Note that here the update condition for r is r = mid; without decrementing mid by one. Once we use such update conditions, the terminating condition of while loop can not be while(l<=r) since this would lead to infinite loop when mid==l==r and arr[mid]>num. Instead, we use the condition while(l<r). Another thing to note is that r is initialized to arr.length instead of arr.length-1. If for example, we set r=arr.length-1, which would lead to the issue: mid will never point to arr.length-1, since this requires l point to arr.length-1, which would exit from while loop. In other word, we never check the last element of arr. The range of l is [0, arr.length-1]. If num=6, then we would get the index of 3 instead of 4. In order to check all elements in arr, we initialize r to arr.length.
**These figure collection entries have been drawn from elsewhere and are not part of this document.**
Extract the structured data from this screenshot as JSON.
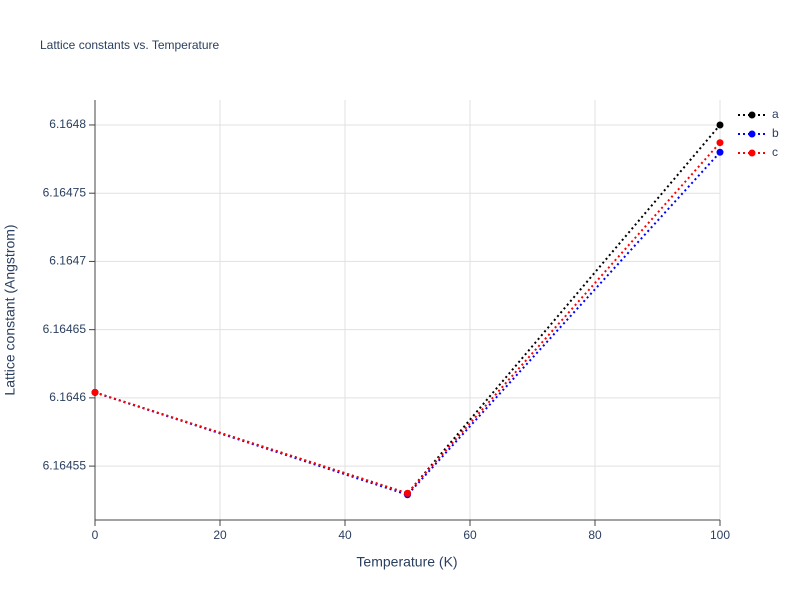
{
  "chart_data": {
    "type": "line",
    "title": "Lattice constants vs. Temperature",
    "x_label": "Temperature (K)",
    "y_label": "Lattice constant (Angstrom)",
    "x": [
      0,
      50,
      100
    ],
    "series": [
      {
        "name": "a",
        "color": "#000000",
        "values": [
          6.164604,
          6.16453,
          6.1648
        ]
      },
      {
        "name": "b",
        "color": "#0000ff",
        "values": [
          6.164604,
          6.164529,
          6.16478
        ]
      },
      {
        "name": "c",
        "color": "#ff0000",
        "values": [
          6.164604,
          6.16453,
          6.164787
        ]
      }
    ],
    "xlim": [
      0,
      100
    ],
    "xticks": [
      0,
      20,
      40,
      60,
      80,
      100
    ],
    "ylim": [
      6.1645105,
      6.1648183
    ],
    "yticks": [
      6.16455,
      6.1646,
      6.16465,
      6.1647,
      6.16475,
      6.1648
    ],
    "grid": true,
    "legend": "right"
  }
}
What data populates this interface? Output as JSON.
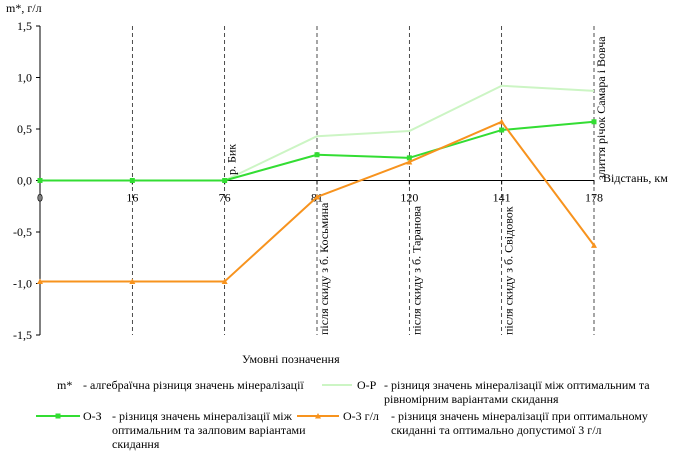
{
  "chart_data": {
    "type": "line",
    "ylabel": "m*, г/л",
    "xlabel": "Відстань, км",
    "categories": [
      "0",
      "16",
      "76",
      "81",
      "120",
      "141",
      "178"
    ],
    "yticks": [
      "-1,5",
      "-1,0",
      "-0,5",
      "0,0",
      "0,5",
      "1,0",
      "1,5"
    ],
    "ylim": [
      -1.5,
      1.5
    ],
    "grid": "vertical-dashed-at-stations",
    "series": [
      {
        "name": "О-Р",
        "color": "#ccf5c4",
        "marker": "none",
        "values": [
          0,
          0,
          0,
          0.43,
          0.48,
          0.92,
          0.87
        ]
      },
      {
        "name": "О-З",
        "color": "#33dd33",
        "marker": "square",
        "values": [
          0,
          0,
          0,
          0.25,
          0.22,
          0.49,
          0.57
        ]
      },
      {
        "name": "О-3 г/л",
        "color": "#f7931e",
        "marker": "triangle",
        "values": [
          -0.98,
          -0.98,
          -0.98,
          -0.16,
          0.18,
          0.57,
          -0.63
        ]
      }
    ],
    "annotations": [
      {
        "category": "76",
        "text": "р. Бик"
      },
      {
        "category": "81",
        "text": "після скиду з б. Косьмина"
      },
      {
        "category": "120",
        "text": "після скиду з б. Таранова"
      },
      {
        "category": "141",
        "text": "після скиду з б. Свідовок"
      },
      {
        "category": "178",
        "text": "злиття річок Самара і Вовча"
      }
    ]
  },
  "legend": {
    "title": "Умовні позначення",
    "mstar_key": "m*",
    "mstar_desc": "- алгебраїчна різниця значень мінералізації",
    "or_label": "О-Р",
    "or_desc": "- різниця значень мінералізації між оптимальним та\nрівномірним варіантами скидання",
    "oz_label": "О-З",
    "oz_desc": "- різниця значень мінералізації між\nоптимальним та залповим варіантами\nскидання",
    "o3_label": "О-3 г/л",
    "o3_desc": "- різниця значень мінералізації при оптимальному\nскиданні та оптимально допустимої 3 г/л"
  }
}
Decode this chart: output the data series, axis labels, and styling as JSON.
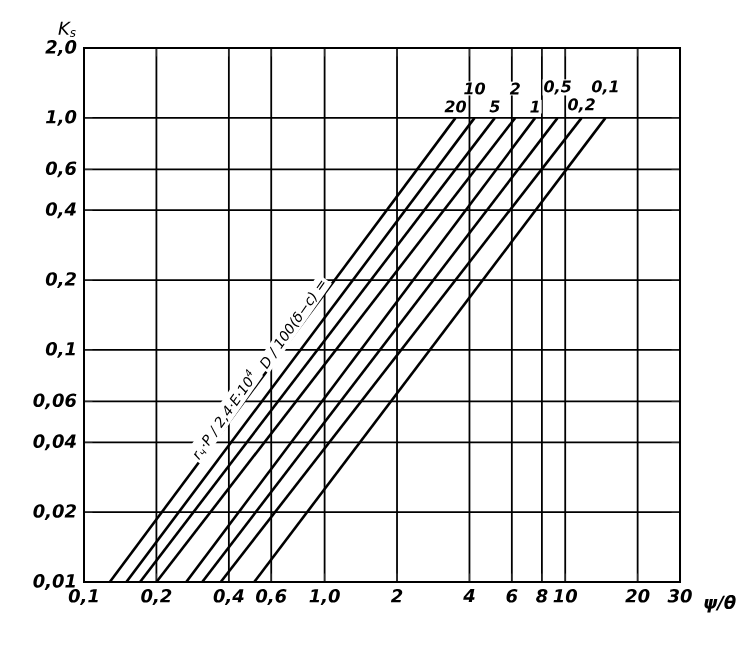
{
  "chart_data": {
    "type": "line",
    "xlabel": "ψ/θ",
    "ylabel": "K$_{s}$",
    "log": "xy",
    "grid": true,
    "legend": false,
    "marker": "none",
    "line_style": "solid",
    "xlim": [
      0.1,
      30
    ],
    "ylim": [
      0.01,
      2.0
    ],
    "xticks": [
      {
        "value": 0.1,
        "label": "0,1"
      },
      {
        "value": 0.2,
        "label": "0,2"
      },
      {
        "value": 0.4,
        "label": "0,4"
      },
      {
        "value": 0.6,
        "label": "0,6"
      },
      {
        "value": 1.0,
        "label": "1,0"
      },
      2,
      4,
      6,
      8,
      10,
      20,
      30
    ],
    "yticks": [
      {
        "value": 0.01,
        "label": "0,01"
      },
      {
        "value": 0.02,
        "label": "0,02"
      },
      {
        "value": 0.04,
        "label": "0,04"
      },
      {
        "value": 0.06,
        "label": "0,06"
      },
      {
        "value": 0.1,
        "label": "0,1"
      },
      {
        "value": 0.2,
        "label": "0,2"
      },
      {
        "value": 0.4,
        "label": "0,4"
      },
      {
        "value": 0.6,
        "label": "0,6"
      },
      {
        "value": 1.0,
        "label": "1,0"
      },
      {
        "value": 2.0,
        "label": "2,0"
      }
    ],
    "annotations": [
      "D / 100(δ−c) =",
      "r$_{ч}$·P / 2,4·E·10$^{4}$"
    ],
    "series": [
      {
        "name": "20",
        "color": "#000000",
        "x": [
          0.128,
          3.5
        ],
        "values": [
          0.01,
          1.0
        ]
      },
      {
        "name": "10",
        "color": "#000000",
        "x": [
          0.15,
          4.2
        ],
        "values": [
          0.01,
          1.0
        ]
      },
      {
        "name": "5",
        "color": "#000000",
        "x": [
          0.171,
          5.1
        ],
        "values": [
          0.01,
          1.0
        ]
      },
      {
        "name": "2",
        "color": "#000000",
        "x": [
          0.2,
          6.2
        ],
        "values": [
          0.01,
          1.0
        ]
      },
      {
        "name": "1",
        "color": "#000000",
        "x": [
          0.266,
          7.5
        ],
        "values": [
          0.01,
          1.0
        ]
      },
      {
        "name": "0,5",
        "color": "#000000",
        "x": [
          0.31,
          9.3
        ],
        "values": [
          0.01,
          1.0
        ]
      },
      {
        "name": "0,2",
        "color": "#000000",
        "x": [
          0.37,
          11.7
        ],
        "values": [
          0.01,
          1.0
        ]
      },
      {
        "name": "0,1",
        "color": "#000000",
        "x": [
          0.51,
          14.7
        ],
        "values": [
          0.01,
          1.0
        ]
      }
    ]
  }
}
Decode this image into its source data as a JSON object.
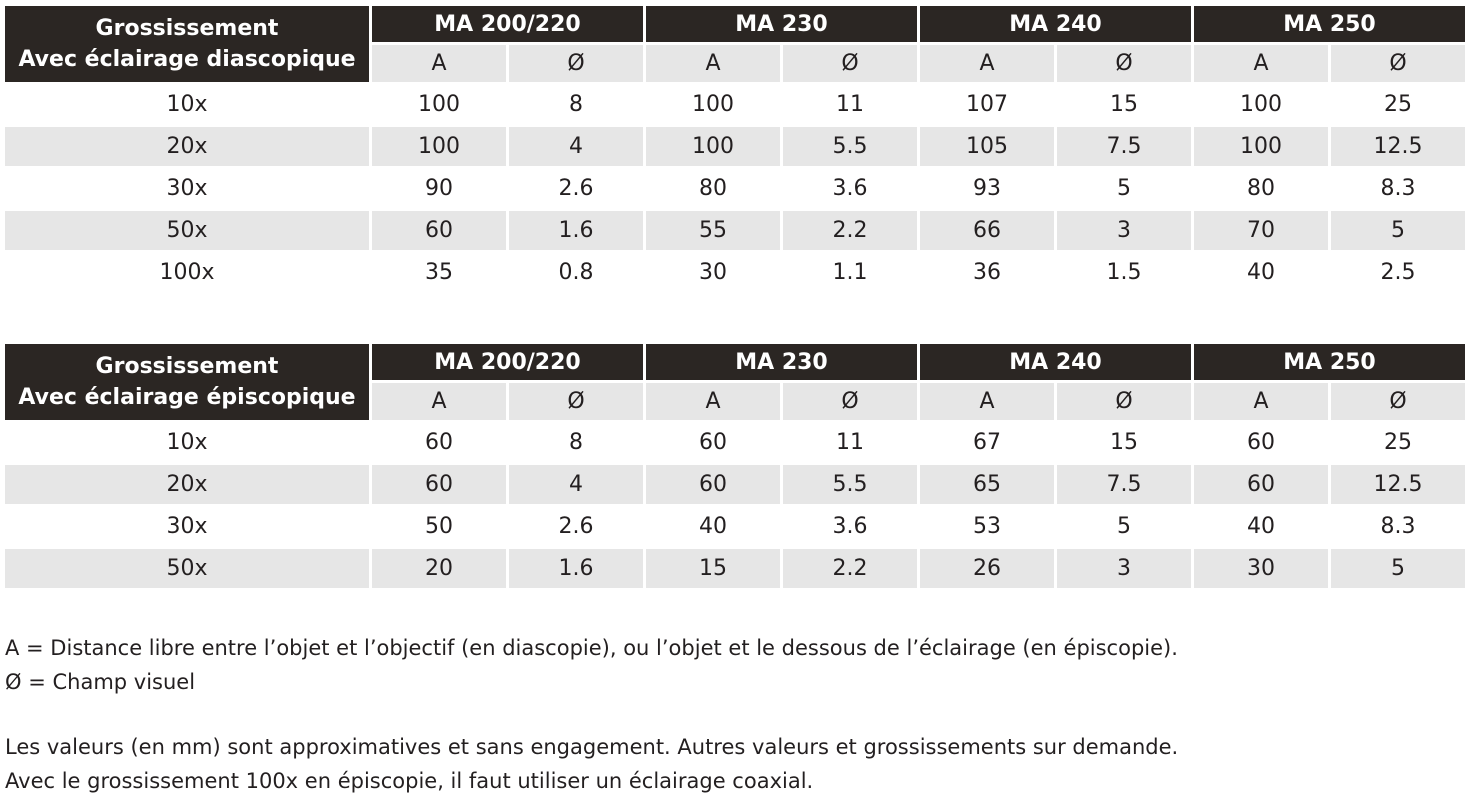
{
  "tables": [
    {
      "corner_line1": "Grossissement",
      "corner_line2": "Avec éclairage diascopique",
      "models": [
        "MA 200/220",
        "MA 230",
        "MA 240",
        "MA 250"
      ],
      "sub_a": "A",
      "sub_d": "Ø",
      "rows": [
        {
          "label": "10x",
          "values": [
            "100",
            "8",
            "100",
            "11",
            "107",
            "15",
            "100",
            "25"
          ]
        },
        {
          "label": "20x",
          "values": [
            "100",
            "4",
            "100",
            "5.5",
            "105",
            "7.5",
            "100",
            "12.5"
          ]
        },
        {
          "label": "30x",
          "values": [
            "90",
            "2.6",
            "80",
            "3.6",
            "93",
            "5",
            "80",
            "8.3"
          ]
        },
        {
          "label": "50x",
          "values": [
            "60",
            "1.6",
            "55",
            "2.2",
            "66",
            "3",
            "70",
            "5"
          ]
        },
        {
          "label": "100x",
          "values": [
            "35",
            "0.8",
            "30",
            "1.1",
            "36",
            "1.5",
            "40",
            "2.5"
          ]
        }
      ]
    },
    {
      "corner_line1": "Grossissement",
      "corner_line2": "Avec éclairage épiscopique",
      "models": [
        "MA 200/220",
        "MA 230",
        "MA 240",
        "MA 250"
      ],
      "sub_a": "A",
      "sub_d": "Ø",
      "rows": [
        {
          "label": "10x",
          "values": [
            "60",
            "8",
            "60",
            "11",
            "67",
            "15",
            "60",
            "25"
          ]
        },
        {
          "label": "20x",
          "values": [
            "60",
            "4",
            "60",
            "5.5",
            "65",
            "7.5",
            "60",
            "12.5"
          ]
        },
        {
          "label": "30x",
          "values": [
            "50",
            "2.6",
            "40",
            "3.6",
            "53",
            "5",
            "40",
            "8.3"
          ]
        },
        {
          "label": "50x",
          "values": [
            "20",
            "1.6",
            "15",
            "2.2",
            "26",
            "3",
            "30",
            "5"
          ]
        }
      ]
    }
  ],
  "notes": {
    "a_def": "A = Distance libre entre l’objet et l’objectif (en diascopie), ou l’objet et le dessous de l’éclairage (en épiscopie).",
    "d_def": "Ø = Champ visuel",
    "approx": "Les valeurs (en mm) sont approximatives et sans engagement. Autres valeurs et grossissements sur demande.",
    "coaxial": "Avec le grossissement 100x en épiscopie, il faut utiliser un éclairage coaxial."
  }
}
In this case, the range of l is [0, arr.length]. When exiting from while loop, we have l==r, so either return l; or return r; works.

In fact, to find the index of minimum number that is larger than num, we can still use the original terminating condition of while loop: while(l<=r). We could modify the code as below:

Code 4

int l = 0, r = arr.length-1;
int result = arr.length;
while(l<=r) {
    int mid = l + (r-l)/2;
    if(arr[mid]>num) {
        result = mid;
        r = mid-1;
    }else l = mid+1;
}
return result;

Note that in the previous code 3, the update condition for r is r = mid; instead of r = mid-1; since mid itself could be the answer. In order to use the update condition r = mid-1; (that is, discarding mid), we use an additional variable result to log these possible candidates. And everything else is the same as Code 2.

Similarly, to find the index of largest number (right-most number when duplicate numbers) that is smaller or equal to num:

Code 5

int l = 0, r = arr.length-1;
int result = -1;
while(l<=r) {
    int mid = l + (r-l)/2;
    if(arr[mid]<=num) {
        result = mid;
        l=mid+1;
    }else r=mid-1;
}
return result;

Finally, note that the update condition for l can never be l = mid; whatever in case of while(l<r) or while(l<=r), as this will lead to infinite loop again.